Die Zwei von der städtischen Sanierungsstelle: Olga Liebrich und Edmund Schäfer beraten sanierungswillige Eigentümer in den Sanierungsgebieten „Stadtmitte“ und „In der Au“. Foto: Stadt Rottweil / Hermann

In der Stadt Rottweil gibt es mit der „Stadtmitte“ und „In der Au“ gleich zwei Sanierungsgebiete. Olga Liebrich und Edmund Schäfer von der Sanierungsstelle der Stadtverwaltung stellen im Gespräch ihre Arbeit vor.

In einer Artikelserie anlässlich des bundesweit stattfindenden Tages der Städtebauförderung am 4. Mai geben wir in den kommenden Wochen Einblicke in beispielhafte Sanierungsprojekte.

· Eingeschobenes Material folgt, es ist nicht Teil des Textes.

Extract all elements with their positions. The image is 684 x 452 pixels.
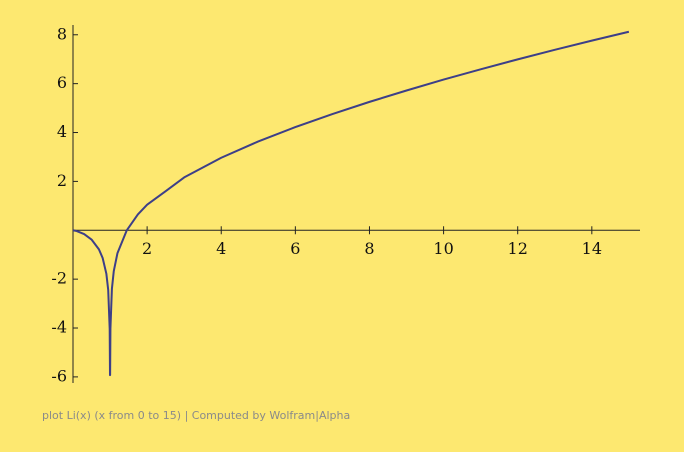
- y-tick-label: -6: [51, 366, 67, 385]
- y-tick-label: 2: [57, 171, 67, 190]
- y-tick-label: 6: [57, 73, 67, 92]
- x-tick-label: 6: [290, 239, 300, 258]
- y-tick-label: -4: [51, 318, 67, 337]
- caption: plot Li(x) (x from 0 to 15) | Computed b…: [42, 409, 350, 422]
- x-tick-label: 4: [216, 239, 226, 258]
- x-tick-label: 14: [582, 239, 602, 258]
- y-tick-label: -2: [51, 269, 67, 288]
- x-tick-label: 8: [364, 239, 374, 258]
- y-tick-label: 8: [57, 24, 67, 43]
- curve: [72, 30, 630, 377]
- x-tick-label: 2: [142, 239, 152, 258]
- x-tick-label: 10: [433, 239, 453, 258]
- x-tick-label: 12: [508, 239, 528, 258]
- y-tick-label: 4: [57, 122, 67, 141]
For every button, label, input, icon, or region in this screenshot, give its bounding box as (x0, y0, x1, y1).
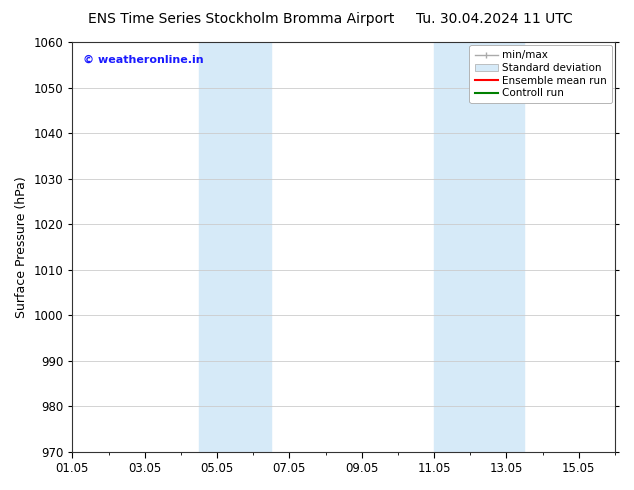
Text: Tu. 30.04.2024 11 UTC: Tu. 30.04.2024 11 UTC (416, 12, 573, 26)
Bar (199, 42, 271, 452)
Legend: min/max, Standard deviation, Ensemble mean run, Controll run: min/max, Standard deviation, Ensemble me… (469, 45, 612, 103)
Bar (434, 42, 524, 452)
Text: ENS Time Series Stockholm Bromma Airport: ENS Time Series Stockholm Bromma Airport (87, 12, 394, 26)
Y-axis label: Surface Pressure (hPa): Surface Pressure (hPa) (15, 176, 28, 318)
Text: © weatheronline.in: © weatheronline.in (83, 54, 204, 64)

Sanierungsgebiete gelten als Instrumente der Stadterneuerung. Aber kann man in einer historischen Stadt wie Rottweil überhaupt von „Erneuerung“ sprechen?

Ja, denn Sanierungsgebiete haben unter anderem zum Ziel, historisch wertvolle Bausubstanz zu bewahren und bestehende Gebäude durch umfassende Modernisierung zukunftsfähig zu machen. Gemeinsam mit der Landesgartenschau 2028 stellen die beiden Sanierungsgebiete eine einmalige Chance dar, Stadtentwicklung in großen Schritten voranzubringen.

Was bedeutet städtebauliche Sanierung konkret?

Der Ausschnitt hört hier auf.